Even in those situations, he said the district still has to provide service to that student. The other item was the policy that came out from WSDA (Washington School Director’s Association), Motsenbocker noted. 

“If a student is in in-school suspension that they can attend single classes. If they didn’t get in trouble in wood shop, they could go to wood shop then come back to the suspension area,” Motsenbocker said. “We modified that. Kids can actually got to single classes with principal approval. If Elia (Ala’limia-Daley, CHS principal) and Mike (Hill, former CHS vice principal) thinks the student shouldn’t be out in the mix, they won’t go anywhere. They used to do that the middle school I worked at in Pullman.”

If the student was taking a science lab, that is really hard to reproduce, he said. If the student did not get in trouble science class, then the student could be allowed to do the lab. Those kinds of options are available. 

The policy was also changed to make the superintendent the hearing officer. The way the policy was written, it was supposed to be the executive director of student service, which CSD does not have. 

“We had an item we need to move in that was part of the law. It adds back the stay provision for a long term suspension, if the parent gets an hearing request on time. You back off the long term suspension until you get an answer from the hearing. Once you get an answer to the hearing, you move forward,” Motsenbocker said. 

Board member Brenda Biebesheimer asked if a parent is challenging something, does a letter go home? Motsenbocker said the parent contacts the principal first. If the problem cannot be solved there, it goes to the superintendent. 

Board President Carrie Sorensen asked if the district could keep doing things the old way. 

“There is not a lot of change to what we are doing. We’ve been making some of these changes. The letters are all updated in our system,” CHS Principal Elia Ala’ilima-Daley said. 

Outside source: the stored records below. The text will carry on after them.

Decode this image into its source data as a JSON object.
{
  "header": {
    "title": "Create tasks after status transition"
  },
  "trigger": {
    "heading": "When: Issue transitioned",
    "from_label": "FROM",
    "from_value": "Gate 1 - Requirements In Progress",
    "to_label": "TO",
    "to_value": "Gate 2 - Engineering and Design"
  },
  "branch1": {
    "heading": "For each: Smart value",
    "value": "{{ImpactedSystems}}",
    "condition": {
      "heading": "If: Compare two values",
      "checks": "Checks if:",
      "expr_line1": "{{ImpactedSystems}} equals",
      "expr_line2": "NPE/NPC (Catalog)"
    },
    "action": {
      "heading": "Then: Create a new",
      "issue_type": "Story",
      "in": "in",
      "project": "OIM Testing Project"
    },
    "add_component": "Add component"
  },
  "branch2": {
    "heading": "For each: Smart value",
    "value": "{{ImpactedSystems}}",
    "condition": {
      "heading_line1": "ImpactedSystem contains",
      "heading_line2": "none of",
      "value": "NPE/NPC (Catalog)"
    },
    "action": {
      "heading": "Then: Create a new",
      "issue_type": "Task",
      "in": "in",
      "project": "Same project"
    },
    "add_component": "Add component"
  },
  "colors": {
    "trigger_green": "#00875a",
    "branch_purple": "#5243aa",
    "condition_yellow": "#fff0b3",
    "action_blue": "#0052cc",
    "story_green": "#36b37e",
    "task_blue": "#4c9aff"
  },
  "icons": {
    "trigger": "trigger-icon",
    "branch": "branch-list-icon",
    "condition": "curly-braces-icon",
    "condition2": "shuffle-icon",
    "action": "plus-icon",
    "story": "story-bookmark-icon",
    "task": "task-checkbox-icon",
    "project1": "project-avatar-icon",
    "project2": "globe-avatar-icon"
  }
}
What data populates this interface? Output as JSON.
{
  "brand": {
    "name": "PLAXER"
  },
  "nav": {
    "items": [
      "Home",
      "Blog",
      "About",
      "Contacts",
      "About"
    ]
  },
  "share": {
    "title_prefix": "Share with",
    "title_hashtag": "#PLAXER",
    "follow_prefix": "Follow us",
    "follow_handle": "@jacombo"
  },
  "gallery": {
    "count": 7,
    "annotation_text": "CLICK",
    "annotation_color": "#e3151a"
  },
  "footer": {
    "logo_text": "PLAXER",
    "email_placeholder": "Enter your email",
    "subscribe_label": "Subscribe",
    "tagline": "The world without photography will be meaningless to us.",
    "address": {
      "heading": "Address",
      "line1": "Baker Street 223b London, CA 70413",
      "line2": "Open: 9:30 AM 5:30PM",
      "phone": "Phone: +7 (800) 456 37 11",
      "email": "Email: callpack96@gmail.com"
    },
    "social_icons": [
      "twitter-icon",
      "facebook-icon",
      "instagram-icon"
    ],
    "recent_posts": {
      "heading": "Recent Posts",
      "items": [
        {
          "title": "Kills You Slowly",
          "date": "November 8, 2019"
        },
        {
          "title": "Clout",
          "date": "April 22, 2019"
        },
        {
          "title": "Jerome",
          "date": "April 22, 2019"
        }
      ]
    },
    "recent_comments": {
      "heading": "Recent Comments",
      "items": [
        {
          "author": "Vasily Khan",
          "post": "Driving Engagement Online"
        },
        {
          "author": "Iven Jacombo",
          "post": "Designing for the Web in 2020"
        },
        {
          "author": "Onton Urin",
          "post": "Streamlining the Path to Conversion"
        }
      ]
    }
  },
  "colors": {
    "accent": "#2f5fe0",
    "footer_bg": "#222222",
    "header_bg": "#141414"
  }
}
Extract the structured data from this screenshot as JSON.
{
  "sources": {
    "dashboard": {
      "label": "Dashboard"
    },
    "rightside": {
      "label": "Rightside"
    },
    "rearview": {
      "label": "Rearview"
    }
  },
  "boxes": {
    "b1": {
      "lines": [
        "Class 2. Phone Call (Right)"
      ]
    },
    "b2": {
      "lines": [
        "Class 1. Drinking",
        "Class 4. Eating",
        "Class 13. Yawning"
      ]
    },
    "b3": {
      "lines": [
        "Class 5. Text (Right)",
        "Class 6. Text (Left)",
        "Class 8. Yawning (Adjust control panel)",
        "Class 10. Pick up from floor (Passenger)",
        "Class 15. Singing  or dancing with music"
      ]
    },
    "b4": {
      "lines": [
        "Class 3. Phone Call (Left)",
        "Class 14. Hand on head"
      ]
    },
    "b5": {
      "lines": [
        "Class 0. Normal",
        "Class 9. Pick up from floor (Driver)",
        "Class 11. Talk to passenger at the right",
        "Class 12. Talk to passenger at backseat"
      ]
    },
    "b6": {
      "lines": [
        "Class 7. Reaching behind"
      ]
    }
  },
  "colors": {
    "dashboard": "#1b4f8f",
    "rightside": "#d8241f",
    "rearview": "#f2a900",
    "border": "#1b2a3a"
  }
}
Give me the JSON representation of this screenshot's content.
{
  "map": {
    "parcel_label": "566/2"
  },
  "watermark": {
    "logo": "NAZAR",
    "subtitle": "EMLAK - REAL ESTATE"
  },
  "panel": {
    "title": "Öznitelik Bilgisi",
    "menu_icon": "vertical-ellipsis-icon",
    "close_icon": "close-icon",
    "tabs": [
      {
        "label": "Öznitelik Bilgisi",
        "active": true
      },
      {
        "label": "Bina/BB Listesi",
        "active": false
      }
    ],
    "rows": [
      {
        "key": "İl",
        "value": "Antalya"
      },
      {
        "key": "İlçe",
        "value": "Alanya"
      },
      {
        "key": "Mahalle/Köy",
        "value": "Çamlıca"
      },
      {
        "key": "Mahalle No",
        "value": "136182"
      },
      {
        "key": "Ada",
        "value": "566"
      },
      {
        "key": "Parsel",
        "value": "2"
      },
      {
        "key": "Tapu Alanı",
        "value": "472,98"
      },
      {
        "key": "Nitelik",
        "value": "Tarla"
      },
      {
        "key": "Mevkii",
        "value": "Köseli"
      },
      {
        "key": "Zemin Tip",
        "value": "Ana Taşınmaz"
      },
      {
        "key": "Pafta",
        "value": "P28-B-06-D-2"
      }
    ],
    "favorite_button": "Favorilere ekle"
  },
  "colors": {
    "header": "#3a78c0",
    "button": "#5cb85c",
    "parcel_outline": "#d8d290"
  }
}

Motsenbocker said they will still do the calls home. 

“The impetus is to try and keep kids in school as much as possible. There were some schools using short and long term suspensions for items that really shouldn’t used for. If you get a kid that is tardy six or seven times and they decide to suspend the student until the end of the semester. At a high school level, now they can’t graduate with their class,” Motsenbocker said. “What is keeping you from school rather than a discipline type thing. If have a safety issue, a violence issue or a weapon issue, no question. The law tells you what to do, but not with tardies.”